For a demo or training on FluidVis, please contact Robbert Creton by phone at 401-863-9646 or by email at: Robbert_Creton@brown.edu. Please feel free to bring a stack of images for the training. The images should be in TIF format, one series per folder, with sequentially numbered names. For additional information about CaveVOX and 3D visualization systems at the Center for Computation and Visualization, please visit the CCV website at: http://www.ccv.brown.edu/ . For more information about FluidVis, please visit http://www.fluiditysoftware.com/.

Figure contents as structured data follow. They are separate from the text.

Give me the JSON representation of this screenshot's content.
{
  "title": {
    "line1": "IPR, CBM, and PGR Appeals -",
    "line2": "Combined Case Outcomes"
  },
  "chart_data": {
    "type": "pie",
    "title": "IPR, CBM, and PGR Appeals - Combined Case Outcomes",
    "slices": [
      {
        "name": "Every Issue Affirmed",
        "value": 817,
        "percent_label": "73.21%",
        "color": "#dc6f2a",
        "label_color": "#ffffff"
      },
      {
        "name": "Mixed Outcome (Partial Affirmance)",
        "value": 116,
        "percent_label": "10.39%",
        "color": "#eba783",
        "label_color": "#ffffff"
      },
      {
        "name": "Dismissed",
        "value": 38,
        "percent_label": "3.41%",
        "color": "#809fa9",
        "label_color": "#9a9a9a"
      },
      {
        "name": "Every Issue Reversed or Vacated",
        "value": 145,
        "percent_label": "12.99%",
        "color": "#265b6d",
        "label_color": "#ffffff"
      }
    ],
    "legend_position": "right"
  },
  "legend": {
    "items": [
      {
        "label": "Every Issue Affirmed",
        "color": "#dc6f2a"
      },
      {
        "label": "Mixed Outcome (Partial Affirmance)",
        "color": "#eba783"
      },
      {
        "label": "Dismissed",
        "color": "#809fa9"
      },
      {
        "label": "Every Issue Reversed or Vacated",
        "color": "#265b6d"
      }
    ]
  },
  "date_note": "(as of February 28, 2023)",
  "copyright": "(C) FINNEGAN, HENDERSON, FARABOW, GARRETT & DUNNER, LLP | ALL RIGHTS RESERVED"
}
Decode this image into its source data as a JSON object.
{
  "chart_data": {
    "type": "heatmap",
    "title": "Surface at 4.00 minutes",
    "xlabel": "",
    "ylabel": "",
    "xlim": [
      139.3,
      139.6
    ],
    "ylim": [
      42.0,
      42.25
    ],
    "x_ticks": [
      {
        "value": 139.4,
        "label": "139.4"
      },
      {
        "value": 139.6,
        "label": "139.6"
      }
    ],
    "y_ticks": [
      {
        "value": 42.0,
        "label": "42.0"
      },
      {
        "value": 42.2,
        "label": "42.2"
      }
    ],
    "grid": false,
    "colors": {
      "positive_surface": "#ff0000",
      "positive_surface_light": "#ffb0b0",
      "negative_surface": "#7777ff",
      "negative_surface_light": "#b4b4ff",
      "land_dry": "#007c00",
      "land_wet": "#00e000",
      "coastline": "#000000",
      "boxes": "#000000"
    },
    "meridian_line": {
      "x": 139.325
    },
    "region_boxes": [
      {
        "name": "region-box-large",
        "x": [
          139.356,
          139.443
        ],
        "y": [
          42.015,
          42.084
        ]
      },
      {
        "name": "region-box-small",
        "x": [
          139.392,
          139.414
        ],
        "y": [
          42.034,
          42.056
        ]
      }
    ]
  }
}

Investigator uses CaveVOX to explore 3D datasets acquired by confocal microscopy
Sidney Frank Hall room 106B also houses two workstations for image analysis:
1) Metamorph. The first workstation contains MetaMorph software (version 7.0), which can be used for deconvolution (digital removal of out-of-focus light), 3-D reconstruction, brightness measurements, cell counting, colocalization analysis, fluorescence / brightfield overlay, FRET analysis, morphometry, motion analysis, particle tracking, and timelapse measurements.
2) Confocal Software. The second workstation contains image analysis software for the Zeiss Confocal Microscope (LSM Imager) and Leica Confocal Microscope (LCS) that can be used for image viewing, export of TIF images, fluorescence / brightfield overlays, quantitative measurements, colocalization analysis, and 3D reconstruction.